Ahr. Die Bürgerstiftung der Volksbank RheinAhrEifel eG hat im Rahmen des groß angelegten Hilfsprogramms der Genossenschaftsbank die ersten 1,75 Millionen Euro an Unwettergeschädigte im Geschäftsgebiet der Bank gespendet.

Für die betroffenen Regionen im Landkreis Mayen-Koblenz erhielt die Kreisverwaltung einen Pauschalbetrag. Der Landkreis Vulkaneifel wurde über die Bürgerstiftung des Landkreises Vulkaneifel mit einer Spende bedacht. Da die Schäden im Kreis Ahrweiler deutlich größer sind, gibt die Bürgerstiftung hier das Geld zweckgebunden direkt an die betroffenen Städte und Ortsgemeinden weiter. „Mit der Verteilung dieser ersten großen Soforthilfe über die Bürgermeister stellen wir sicher, dass das Geld zeitnah, unbürokratisch und zielgerichtet bei den Menschen ankommt, die am schwersten von der Unwetterkatastrophe betroffen sind“, erklärt Sascha Monschauer, Vorsitzender des Stiftungsvorstands der Bürgerstiftung.

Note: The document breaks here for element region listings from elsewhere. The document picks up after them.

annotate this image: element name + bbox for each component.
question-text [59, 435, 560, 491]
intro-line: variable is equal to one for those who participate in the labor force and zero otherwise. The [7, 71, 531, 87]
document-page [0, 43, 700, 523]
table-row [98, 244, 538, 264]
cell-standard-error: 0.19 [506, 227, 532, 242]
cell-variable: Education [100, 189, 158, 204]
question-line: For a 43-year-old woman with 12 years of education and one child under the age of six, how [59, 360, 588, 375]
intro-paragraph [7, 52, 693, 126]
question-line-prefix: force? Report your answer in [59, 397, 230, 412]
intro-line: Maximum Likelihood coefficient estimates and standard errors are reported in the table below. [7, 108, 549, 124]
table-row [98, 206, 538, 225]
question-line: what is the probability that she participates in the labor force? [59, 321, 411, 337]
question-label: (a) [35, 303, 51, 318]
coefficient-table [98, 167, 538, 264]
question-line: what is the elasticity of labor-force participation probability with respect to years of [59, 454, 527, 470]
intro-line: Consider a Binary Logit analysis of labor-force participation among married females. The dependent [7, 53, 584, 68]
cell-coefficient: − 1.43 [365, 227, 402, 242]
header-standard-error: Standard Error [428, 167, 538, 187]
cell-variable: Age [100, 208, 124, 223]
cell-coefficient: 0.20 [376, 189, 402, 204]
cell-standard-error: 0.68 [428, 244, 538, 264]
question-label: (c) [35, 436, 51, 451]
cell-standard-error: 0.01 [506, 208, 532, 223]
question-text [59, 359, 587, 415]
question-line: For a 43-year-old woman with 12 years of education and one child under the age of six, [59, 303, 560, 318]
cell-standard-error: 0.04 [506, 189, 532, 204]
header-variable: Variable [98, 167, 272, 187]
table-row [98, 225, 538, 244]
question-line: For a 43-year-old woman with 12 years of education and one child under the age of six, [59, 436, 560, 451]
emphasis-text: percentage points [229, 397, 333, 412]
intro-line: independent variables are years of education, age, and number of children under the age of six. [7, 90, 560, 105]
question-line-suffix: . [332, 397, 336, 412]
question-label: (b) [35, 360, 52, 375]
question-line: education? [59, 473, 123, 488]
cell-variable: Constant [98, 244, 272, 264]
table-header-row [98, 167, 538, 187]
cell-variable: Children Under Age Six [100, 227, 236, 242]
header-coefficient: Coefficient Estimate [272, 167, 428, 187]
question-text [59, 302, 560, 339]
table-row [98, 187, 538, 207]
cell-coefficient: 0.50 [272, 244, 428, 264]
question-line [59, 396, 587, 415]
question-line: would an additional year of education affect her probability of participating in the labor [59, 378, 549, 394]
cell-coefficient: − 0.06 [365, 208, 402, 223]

Mehr als eine Millionen Euro über die Spendenplattform eingegangen

Alleine über die Volksbank-Spendenplattform „Viele schaffen mehr“ wurden bislang über eine Millionen Euro für die Bürgerstiftung gesammelt. „Die Spendenbereitschaft der Bevölkerung ist enorm und seit Tagen ungebrochen“, so Sascha Monschauer. „Neben den vielen Privatpersonen und Unternehmen haben wir auch zahlreiche Spenden von anderen Volksbanken und Raiffeisenbanken erhalten – die Solidarität ist groß.“ Darüber hinaus hatte die Volksbank die ersten 150.000 Euro, die eingingen, aus ihrem Spendentopf verdoppelt.

Die Spendenaktion auf der „Viele schaffen mehr“-Plattform läuft noch bis zum 18. August 2021 und ist unter folgendem Link erreichbar: www.voba-rheinahreifel.de/vobahilft. Daneben hat die Bürgerstiftung ein Spendenkonto mit der IBAN DE71 5776 1591 0417 8949 00 (BIC: GENODED1BNA) eingerichtet. Weitere Spenden wird die Bürgerstiftung ebenfalls zeitnah weitergeben.

Auch der genossenschaftliche Verbund unterstützt in den betroffenen Regionen. Er spendet eine Summe von 1,25 Millionen Euro an das Technische Hilfswerk sowie an das Deutsche Rote Kreuz.